March 29, 2016

Dr. Whitten-Shurney appointed to national Sickle Cell Disease committee

During her 29 years as a passionate clinician specializing in treating Detroit-area children with sickle cell disease at the Children's Hospital of Michigan DMC, Wanda Whitten-Shurney, M.D., has worked relentlessly to help kids and their families manage the chronic ailment while enjoying healthier, more active lives. Now she's being recognized for her long career as a pediatric physician who specializes in treating sickle cell disease.

That recognition took place recently in a Maryland suburb of Washington, D.C., when the nation's major federal blood disease agency - the National Heart, Lung, and Blood Institute, a branch of the National Institutes of Health - named Dr. Whitten-Shurney, assistant clinical professor of Pediatrics for the Wayne State University School of Medicine, to the advisory committee that sets goals and policy for the continuing campaign to better manage and perhaps one day cure the disorder.

SCD affects nearly 100,000 Americans. Although it can strike all ethnicities, the great majority of SCD patients are of African-American or Hispanic origin. The disease is inherited and is caused by a mutated gene that triggers the production of abnormal red blood cells. Patients with SCD often struggle with lifelong anemia, severe pain and shortened life spans.

The 15-member NHLBI Sickle Cell Disease Advisory Committee, which is charged with helping the federal blood disease agency formulate policy, goals and standards, meets regularly at NIH headquarters. Dr. Whitten-Shurney will be formally installed as a member of the committee during its next regular meeting in June.

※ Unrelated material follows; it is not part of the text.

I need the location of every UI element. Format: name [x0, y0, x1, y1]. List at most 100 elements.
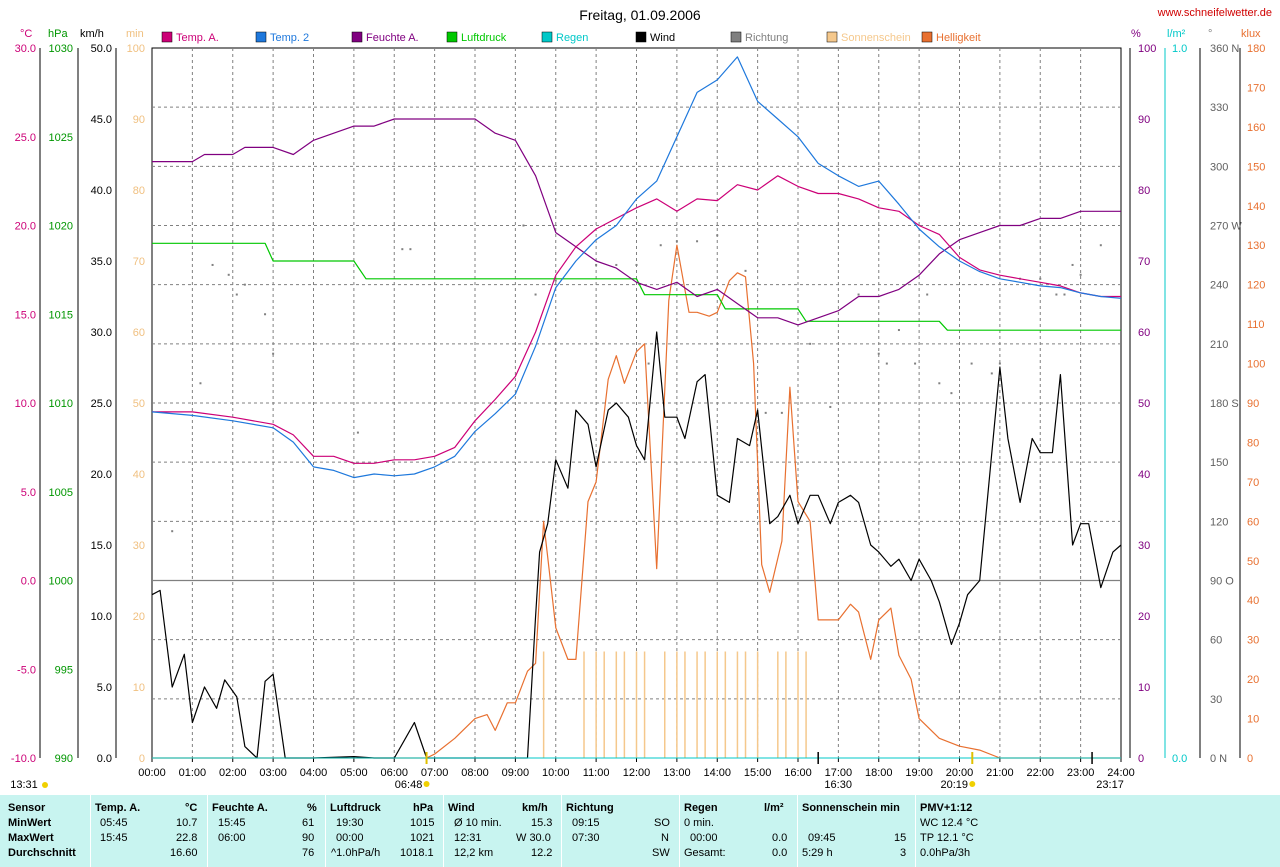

Her father - the late Charles F. Whitten, M.D.  - was a WSU School of Medicine pediatrician who brought the nation's attention to SCD and founded the Sickle Cell Disease Association of America. Dr. Whitten, a nationally recognized pioneer in the treatment of the disease, died at age 86 in 2008. As a leading SCD activist, he often focused on addressing psychosocial aspects of the disease.

Dr. Whitten-Shurney, who has served as the director of the Newborn Sickle Cell Screening Program at the Children's Hospital of Michigan for many years, is the chief executive officer and medical director of the Michigan chapter of the SCDAA. During her career, she has treated more than 1,000 sickle cell patients, many of them for years at a time.

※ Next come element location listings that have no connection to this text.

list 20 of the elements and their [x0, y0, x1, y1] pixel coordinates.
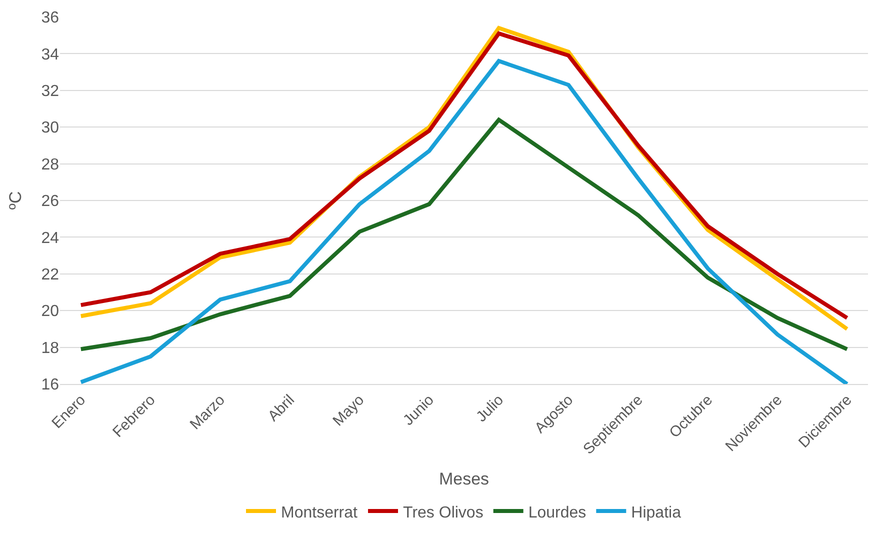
legend-label: Montserrat	[281, 504, 358, 522]
legend-label: Hipatia	[631, 504, 682, 522]
y-tick-label: 26	[41, 193, 60, 210]
y-tick-label: 28	[41, 156, 60, 174]
y-tick-label: 20	[41, 303, 60, 320]
legend-label: Tres Olivos	[403, 504, 484, 522]
y-tick-label: 16	[41, 376, 60, 394]
y-tick-label: 24	[41, 230, 60, 247]
line-series	[78, 118, 850, 352]
legend-label: Lourdes	[528, 504, 586, 522]
x-tick-label: Julio	[473, 392, 507, 426]
y-tick-label: 32	[41, 83, 60, 100]
y-tick-label: 22	[41, 266, 60, 284]
line-series	[78, 59, 850, 384]
y-tick-label: 36	[41, 10, 60, 27]
x-axis-title: Meses	[438, 469, 490, 488]
y-tick-label: 30	[41, 120, 60, 137]
y-tick-label: 18	[41, 340, 60, 357]
y-tick-label: 34	[41, 46, 60, 64]
y-axis-title: ºC	[6, 191, 25, 210]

"As a physician who has spent most of her medical career helping to treat sickle cell patients, I am greatly encouraged and energized by this appointment to the NHLBI advisory committee," she said. "Thanks to that appointment, I will now have a seat at the (policy-making) table - and a voice in helping to shape research goals for my patients.

"In recent years, we have made some inroads on a disease that causes immense suffering and shortened lives for tens of thousands of people in America every year," she added. "But there is still only one disease-modifying medication, hydroxyurea, and there is still no universal cure. We still have a great deal of work to do, if we're going to one day lift the burden of suffering from sickle cell disease."

Describing the groundbreaking research that now "offers increasing hope to SCD patients in Michigan and all across the nation," Dr. Whitten-Shurney outlined recent breakthroughs in the development of new high-tech methods for bone marrow transplants. She also noted that the widespread use of the powerfully effective hydroxyurea helps extend patients' lives and reduce suffering.

"Those of us who have been working in this field for decades have never been more hopeful," she said. But she was also quick to point out that the treatment of the disease is complicated by "social problems related to the history of medical care as it has affected African-American communities in this country."

Because of unethical medical experiments that were conducted on unknowing black patients in the past (including the notorious Tuskegee Syphilis Experiment of the mid-20th century), she said, African-American SCD patients often find it difficult to trust medical practitioners who recommend such state-of-the-art procedures as bone marrow transplants.

"One of the great tragedies that came out of the Tuskegee Experiment and others like it is the fact that minority patients are often afraid to receive effective medical treatment," she said. "In the past, I've had patients tell me, 'I don't want to be a guinea pig!' when I recommended that they take highly effective hydroxyurea for sickle cell.

"As a member of the NHLBI Sickle Cell Advisory Committee, one of my first priorities will be to advocate for better communication and better educational outreach to the minority communities who are most affected by this disease. I'm quite passionate about that aspect - and I will continue to be inspired by my father's pioneering role in this area once I join the committee and get to work."